The John Griffith Prize is awarded to the student who achieves the best performance in Public Law in the University’s LLB degree.
The recipient, Haozhou Qiu, explained what motivates him in his studies in Public Law:
"I have thoroughly enjoyed studying public law in the past year and I am delighted to have been awarded the public law prize which is named after John Griffith, a LSE academic who made significant contributions to the field of public law by challenging traditional concepts of the constitution.
What makes public law an exciting subject for me is the fact that legal doctrines such as the Rule of Law are underlined by significant practical impacts on the relationship between individuals and the state as well as the organisation of government.
In addition to shedding new light on contemporary debates such as Parliamentary Sovereignty in the context of the EU, it has also helped me to understand the rights that I am protected by as a citizen and the ways in which an individual such as myself could challenge executive decisions.”
The prize is given in memory of John Griffith, a leading public law and human rights scholar who spent most of his academic career at the LSE. John was also a door tenant at Garden Court Chambers and Editor of the journal Public Law from its creation in 1956 until 1981. His most famous work was a critique of the judiciary, entitled The Politics of the Judiciary (1977).
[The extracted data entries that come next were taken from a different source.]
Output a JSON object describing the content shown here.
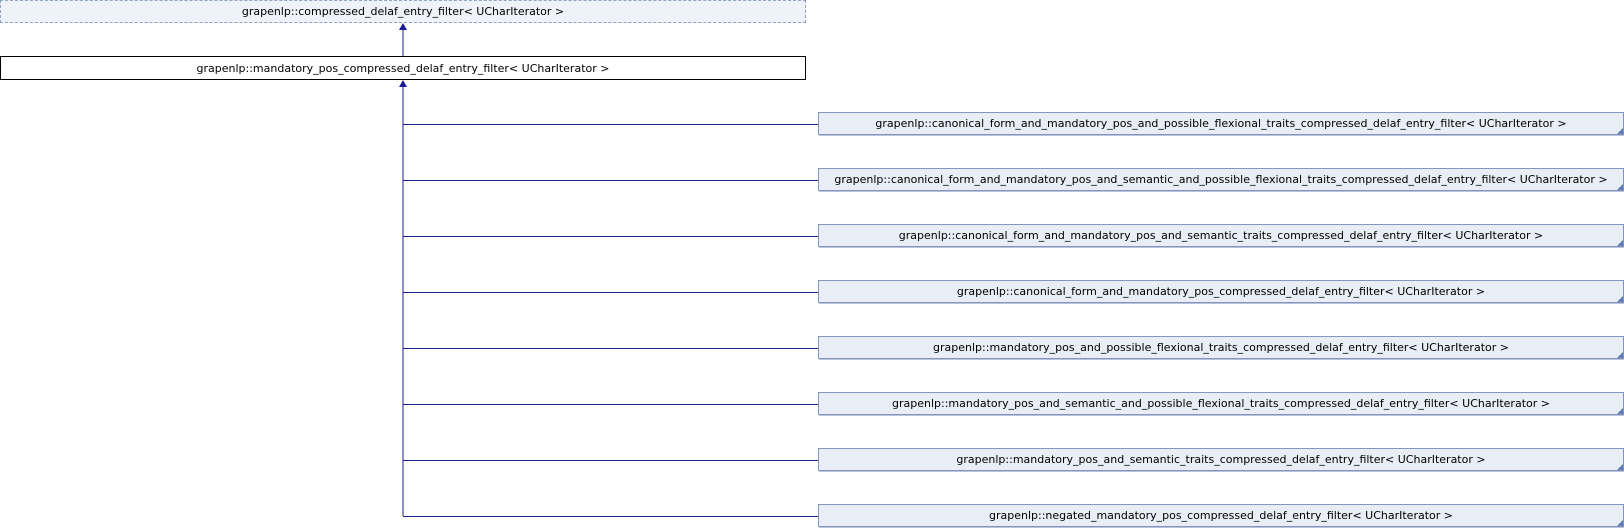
{
  "diagram": {
    "parent": "grapenlp::compressed_delaf_entry_filter< UCharIterator >",
    "current": "grapenlp::mandatory_pos_compressed_delaf_entry_filter< UCharIterator >",
    "children": [
      "grapenlp::canonical_form_and_mandatory_pos_and_possible_flexional_traits_compressed_delaf_entry_filter< UCharIterator >",
      "grapenlp::canonical_form_and_mandatory_pos_and_semantic_and_possible_flexional_traits_compressed_delaf_entry_filter< UCharIterator >",
      "grapenlp::canonical_form_and_mandatory_pos_and_semantic_traits_compressed_delaf_entry_filter< UCharIterator >",
      "grapenlp::canonical_form_and_mandatory_pos_compressed_delaf_entry_filter< UCharIterator >",
      "grapenlp::mandatory_pos_and_possible_flexional_traits_compressed_delaf_entry_filter< UCharIterator >",
      "grapenlp::mandatory_pos_and_semantic_and_possible_flexional_traits_compressed_delaf_entry_filter< UCharIterator >",
      "grapenlp::mandatory_pos_and_semantic_traits_compressed_delaf_entry_filter< UCharIterator >",
      "grapenlp::negated_mandatory_pos_compressed_delaf_entry_filter< UCharIterator >"
    ],
    "colors": {
      "edge": "#1b1b8f",
      "parent_border": "#8fa3c7",
      "child_fill": "#e8edf6"
    }
  }
}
Now in its fifth edition, John’s oft-quoted work argued that because it predominantly consisted of the social elite, the judiciary was unqualified to address the challenges of social justice that were fundamental to the issues it was tasked with settling. It became a runaway bestseller and standard reading for law students. John died in 2010, aged 91.
Garden Court Chambers is well known for its work in the field of public law. This October, the Garden Court Public Law Team will be running an all-day public law conference at the London School of Economics, Fundamental Rights Conference: A Public Law Perspective.